One of the highlights of being President is announcing the following year’s British Neuropsychiatry Association’s AGM.

The 2016 AGM will be held at the Royal College of Surgeons in London on 11th and 12th February. At the February 2015 meeting it was a particular pleasure to have so many neurologists and psychologists attending. The primary aim of the BNPA is to bring different professional groups together in order to enhance our knowledge and understanding of brain disorders and as a consequence improve the quality of care we give to our patients, so if you enjoyed last year, and you all seemed to, come again: and better still bring a friend or colleague along. The quality of meeting is dependent on the delegates!

In 2016 we will be taking a developmental perspective on adult disorders. The phrase ‘funny-looking’ is common occurrence in clinic. I feel sure I am looking at a neurodevelopmental problem but I don’t really know where to begin…all will be explained.

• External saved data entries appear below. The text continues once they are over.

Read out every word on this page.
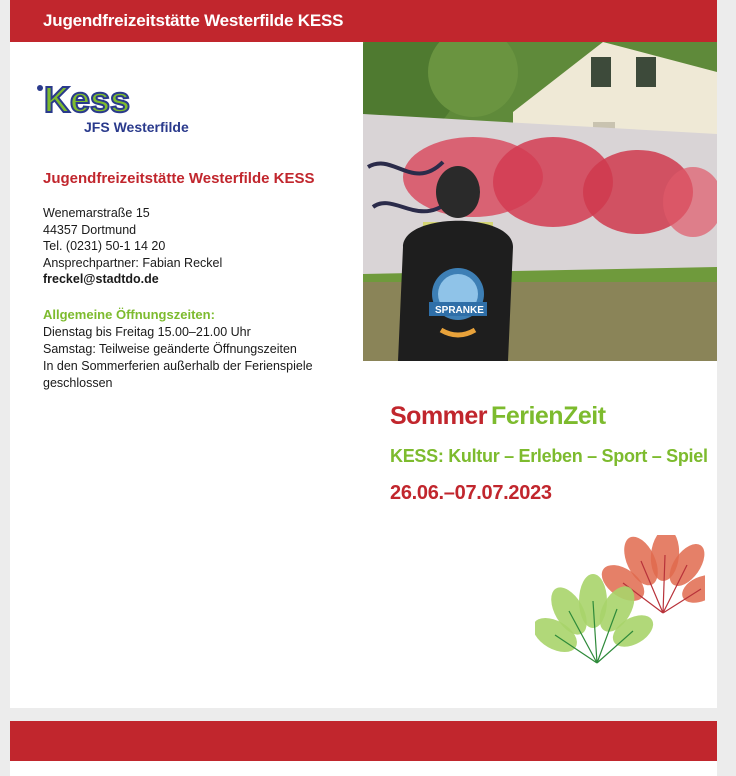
Jugendfreizeitstätte Westerfilde KESS
Kess
JFS Westerfilde
Jugendfreizeitstätte Westerfilde KESS
Wenemarstraße 15
44357 Dortmund
Tel. (0231) 50-1 14 20
Ansprechpartner: Fabian Reckel
freckel@stadtdo.de
Allgemeine Öffnungszeiten:
Dienstag bis Freitag 15.00–21.00 Uhr
Samstag: Teilweise geänderte Öffnungszeiten
In den Sommerferien außerhalb der Ferienspiele geschlossen
SPRANKE
Sommer FerienZeit
KESS: Kultur – Erleben – Sport – Spiel
26.06.–07.07.2023
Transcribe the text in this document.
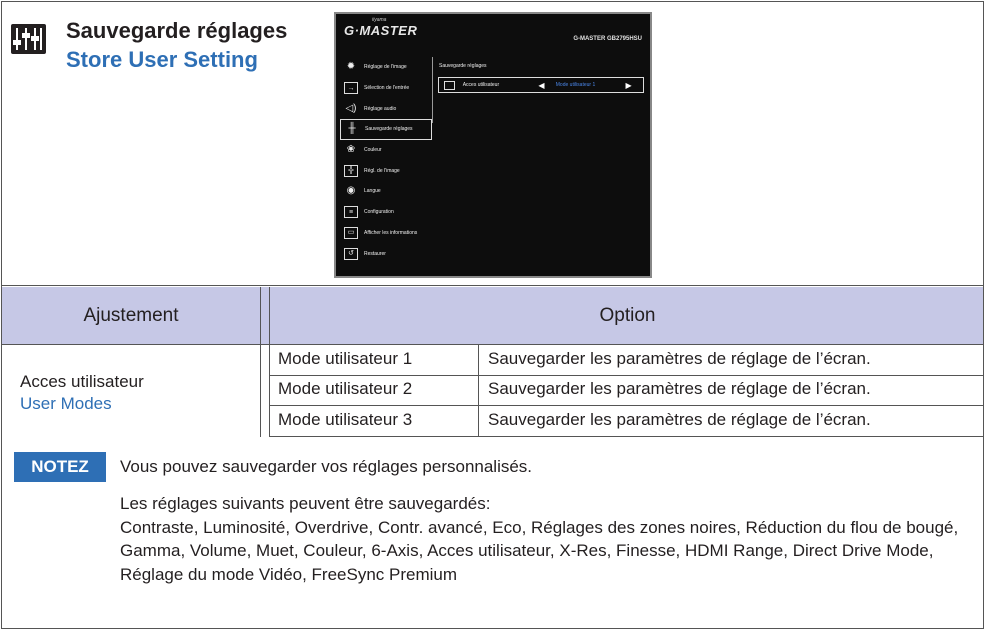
Sauvegarde réglages
Store User Setting
iiyama
G·MASTER
G-MASTER GB2795HSU
✹	Réglage de l'image
→	Sélection de l'entrée
◁) Réglage audio
╫	Sauvegarde réglages
❀	Couleur
╬	Régl. de l'image
◉	Langue
≡	Configuration
▭	Afficher les informations
↺	Restaurer
Sauvegarde réglages
Acces utilisateur	◀	Mode utilisateur 1	▶
Ajustement	Option
Acces utilisateur
User Modes
Mode utilisateur 1	Sauvegarder les paramètres de réglage de l’écran.
Mode utilisateur 2	Sauvegarder les paramètres de réglage de l’écran.
Mode utilisateur 3	Sauvegarder les paramètres de réglage de l’écran.
NOTEZ	Vous pouvez sauvegarder vos réglages personnalisés.
Les réglages suivants peuvent être sauvegardés:
Contraste, Luminosité, Overdrive, Contr. avancé, Eco, Réglages des zones noires, Réduction du flou de bougé, Gamma, Volume, Muet, Couleur, 6-Axis, Acces utilisateur, X-Res, Finesse, HDMI Range, Direct Drive Mode, Réglage du mode Vidéo, FreeSync Premium
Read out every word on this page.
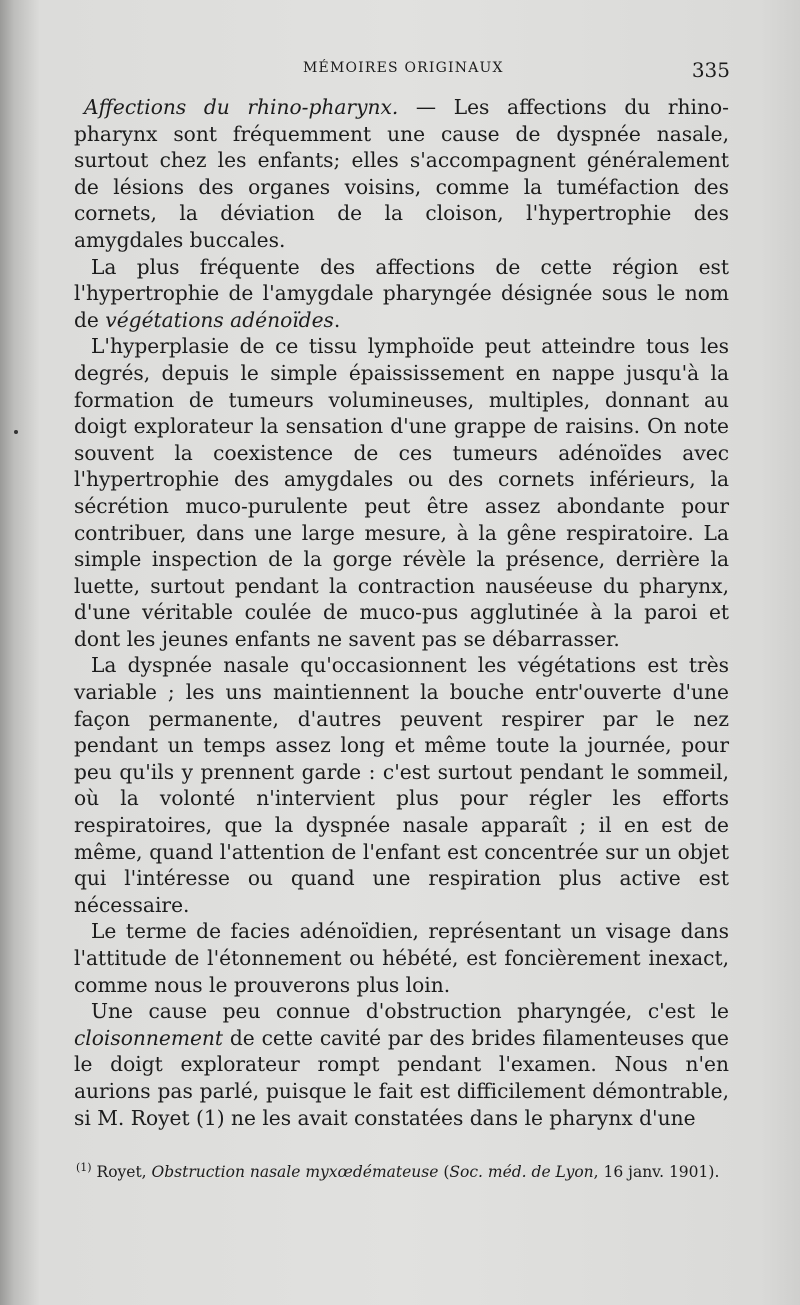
MÉMOIRES ORIGINAUX	335

Affections du rhino-pharynx. — Les affections du rhino-pharynx sont fréquemment une cause de dyspnée nasale, surtout chez les enfants; elles s'accompagnent généralement de lésions des organes voisins, comme la tuméfaction des cornets, la déviation de la cloison, l'hypertrophie des amygdales buccales.

La plus fréquente des affections de cette région est l'hypertrophie de l'amygdale pharyngée désignée sous le nom de végétations adénoïdes.

L'hyperplasie de ce tissu lymphoïde peut atteindre tous les degrés, depuis le simple épaississement en nappe jusqu'à la formation de tumeurs volumineuses, multiples, donnant au doigt explorateur la sensation d'une grappe de raisins. On note souvent la coexistence de ces tumeurs adénoïdes avec l'hypertrophie des amygdales ou des cornets inférieurs, la sécrétion muco-purulente peut être assez abondante pour contribuer, dans une large mesure, à la gêne respiratoire. La simple inspection de la gorge révèle la présence, derrière la luette, surtout pendant la contraction nauséeuse du pharynx, d'une véritable coulée de muco-pus agglutinée à la paroi et dont les jeunes enfants ne savent pas se débarrasser.

La dyspnée nasale qu'occasionnent les végétations est très variable ; les uns maintiennent la bouche entr'ouverte d'une façon permanente, d'autres peuvent respirer par le nez pendant un temps assez long et même toute la journée, pour peu qu'ils y prennent garde : c'est surtout pendant le sommeil, où la volonté n'intervient plus pour régler les efforts respiratoires, que la dyspnée nasale apparaît ; il en est de même, quand l'attention de l'enfant est concentrée sur un objet qui l'intéresse ou quand une respiration plus active est nécessaire.

Le terme de facies adénoïdien, représentant un visage dans l'attitude de l'étonnement ou hébété, est foncièrement inexact, comme nous le prouverons plus loin.

Une cause peu connue d'obstruction pharyngée, c'est le cloisonnement de cette cavité par des brides filamenteuses que le doigt explorateur rompt pendant l'examen. Nous n'en aurions pas parlé, puisque le fait est difficilement démontrable, si M. Royet (1) ne les avait constatées dans le pharynx d'une

$^{(1)}$ Royet, Obstruction nasale myxœdémateuse (Soc. méd. de Lyon, 16 janv. 1901).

We have known for years that aversive experience in childhood can lead to depression in adults – but have you ever wondered what the mechanism is and importantly why some people are resilient and some are not? Can the risks of adversity be passed between generations? The epigenetics of depression may hold the answers.

Epilepsy used to be simple – we had generalised seizures that were presumed genetic and focal ones caused by a lesion. Not any more- there is an increasing awareness of genetic focal seizures. How do we approach this in clinic? Attention Deficit Hyperactivity Disorder and its management with Ritalin has been debated for years – but what are the effects on adults, and, more importantly, what should we be doing for adults with these complaints.

The afternoon will hear this year’s JNNP lecture by Professor Francesca Happe on autism, the junior members’ prize papers and research updates on novel therapeutics in epilepsy and sleep and psychiatric disorders.

The Friday will focus on language and its complexities. Thomas Bak will take us through a general introduction, outlining the structure and function of human language. Jonathan Schott will get us up to date with new understandings of primary progressive aphasia and what study of this group of degenerative disorders tells us about language. The term ‘knights move thinking’ seems to stick in every medical students mind but what actually is formal thought disorder in schizophrenia?

David Linden will explain the complexities of this understudied condition. The commonest language disorder most of us encounter is aphasia after stroke – but what we really want to know is what is its prognosis and what can we do to treat it?

The 2016 BNPA medal will be awarded to Professor Chris Frith whose pioneering work in neuroscience will be known to many with his insights into the cognitive basis of schizophrenia, passivity phenomena, and delusions. He has currently started a new line of enquiry and his medal lecture “Co-operation and Consciousness” sounds fascinating.

The meeting will draw to a close with the BNPA debate; the Rev Professor Alasdair Coles and Professor Anil Seth will discuss ‘Is there room in a modern concept of psyche for a soul and spirituality’, but as ever at BNPA debates it is what you the delegates think that may offer most insights.

I hope you will share the sense of excitement that I, and my fellow directors, have for this programme and that we will see as many of you as possible in London.